The allocations of varying lifetimes will make it impossible to free
down a heap from a heap-based allocator. This is a serious issue with
heap-based allocators, and it will impact the max RSS that you'll
need to reach steady state. It's not really a tractable problem I think,
I don't know how to deinterlace the the chunks which have differing
lifetimes. Your only chance is to take the existing large/small/fast
bin machinery and instead of mixing them in one heap, split them into
one smaller heap each, and see how that goes i.e. adopt size classes,
but keep it heap-based.
> Even without restartable sequences, I was wondering if lfstack
> (also in urcu) could even be used for sharing/distributing
> arenas between threads. This would require tcache to avoid
> retries on lfstack pop/push.
We absolutely need a better balancing across arenas, even now we don't
do any rebalancing based on load or attach count.
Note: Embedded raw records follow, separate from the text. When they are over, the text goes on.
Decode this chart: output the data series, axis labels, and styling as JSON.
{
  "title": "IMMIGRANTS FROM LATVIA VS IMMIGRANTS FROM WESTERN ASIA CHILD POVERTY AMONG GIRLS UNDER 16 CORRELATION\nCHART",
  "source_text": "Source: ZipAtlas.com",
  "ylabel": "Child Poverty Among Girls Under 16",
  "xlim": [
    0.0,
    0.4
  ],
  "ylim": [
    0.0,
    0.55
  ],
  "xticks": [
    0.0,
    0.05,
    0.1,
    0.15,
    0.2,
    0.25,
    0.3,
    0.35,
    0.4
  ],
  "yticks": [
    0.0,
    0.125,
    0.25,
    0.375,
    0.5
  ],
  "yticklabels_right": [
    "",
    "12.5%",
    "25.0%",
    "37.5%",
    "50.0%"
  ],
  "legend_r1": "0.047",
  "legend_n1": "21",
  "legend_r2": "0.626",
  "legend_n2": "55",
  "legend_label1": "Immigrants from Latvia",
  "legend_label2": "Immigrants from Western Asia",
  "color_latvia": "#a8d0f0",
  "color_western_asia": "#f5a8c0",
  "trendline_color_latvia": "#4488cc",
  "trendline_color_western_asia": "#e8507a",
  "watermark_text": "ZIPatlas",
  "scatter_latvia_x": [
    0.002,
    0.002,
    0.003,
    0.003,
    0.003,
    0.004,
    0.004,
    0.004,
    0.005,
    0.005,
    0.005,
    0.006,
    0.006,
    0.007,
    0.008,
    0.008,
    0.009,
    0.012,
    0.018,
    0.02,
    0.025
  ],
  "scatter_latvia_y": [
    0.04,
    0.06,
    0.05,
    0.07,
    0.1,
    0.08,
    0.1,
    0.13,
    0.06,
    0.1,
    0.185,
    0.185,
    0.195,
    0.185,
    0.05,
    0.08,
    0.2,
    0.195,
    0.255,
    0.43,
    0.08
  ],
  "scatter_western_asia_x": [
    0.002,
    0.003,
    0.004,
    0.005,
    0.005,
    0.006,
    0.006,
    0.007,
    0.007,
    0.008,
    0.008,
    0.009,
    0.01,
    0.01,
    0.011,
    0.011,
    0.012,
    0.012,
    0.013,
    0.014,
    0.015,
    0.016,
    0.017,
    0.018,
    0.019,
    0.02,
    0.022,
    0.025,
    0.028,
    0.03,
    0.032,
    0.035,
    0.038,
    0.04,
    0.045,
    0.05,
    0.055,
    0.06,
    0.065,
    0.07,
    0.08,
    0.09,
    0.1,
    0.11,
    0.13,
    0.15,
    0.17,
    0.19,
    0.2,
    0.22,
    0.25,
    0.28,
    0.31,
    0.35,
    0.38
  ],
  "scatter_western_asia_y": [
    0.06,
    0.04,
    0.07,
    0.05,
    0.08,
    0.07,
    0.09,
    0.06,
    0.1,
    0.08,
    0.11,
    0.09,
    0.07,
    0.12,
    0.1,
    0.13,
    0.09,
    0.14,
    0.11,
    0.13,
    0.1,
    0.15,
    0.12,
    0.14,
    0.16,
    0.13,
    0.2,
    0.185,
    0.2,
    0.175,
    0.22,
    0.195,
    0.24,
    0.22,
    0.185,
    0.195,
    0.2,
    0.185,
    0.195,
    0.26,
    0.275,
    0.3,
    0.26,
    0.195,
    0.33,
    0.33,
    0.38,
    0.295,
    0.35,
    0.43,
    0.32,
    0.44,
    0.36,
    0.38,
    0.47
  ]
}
We should. That
problem would go away if you just used restartable sequences to find
your cpu, map that to the local arena for the cpu and allocate there.
> Much less straighforward than using wfcqueue for frees with
> this patch, though :)
> Heh, a bit dirty, but #define-ing poll away seems to work :)
> diff --git a/malloc/malloc.c b/malloc/malloc.c
> index 40d61e45db..89e675c7a0 100644
> --- a/malloc/malloc.c
> +++ b/malloc/malloc.c
> @@ -247,6 +247,11 @@
> /* For SINGLE_THREAD_P. */
> #include <sysdep-cancel.h>
> +/* prevent wfcqueue.h from including poll.h and linking to it */
> +#include <poll.h>
> +#undef poll
> +#define poll(a,b,c) assert(0 && "should not be called")
Call __poll instead. That should fix the issue.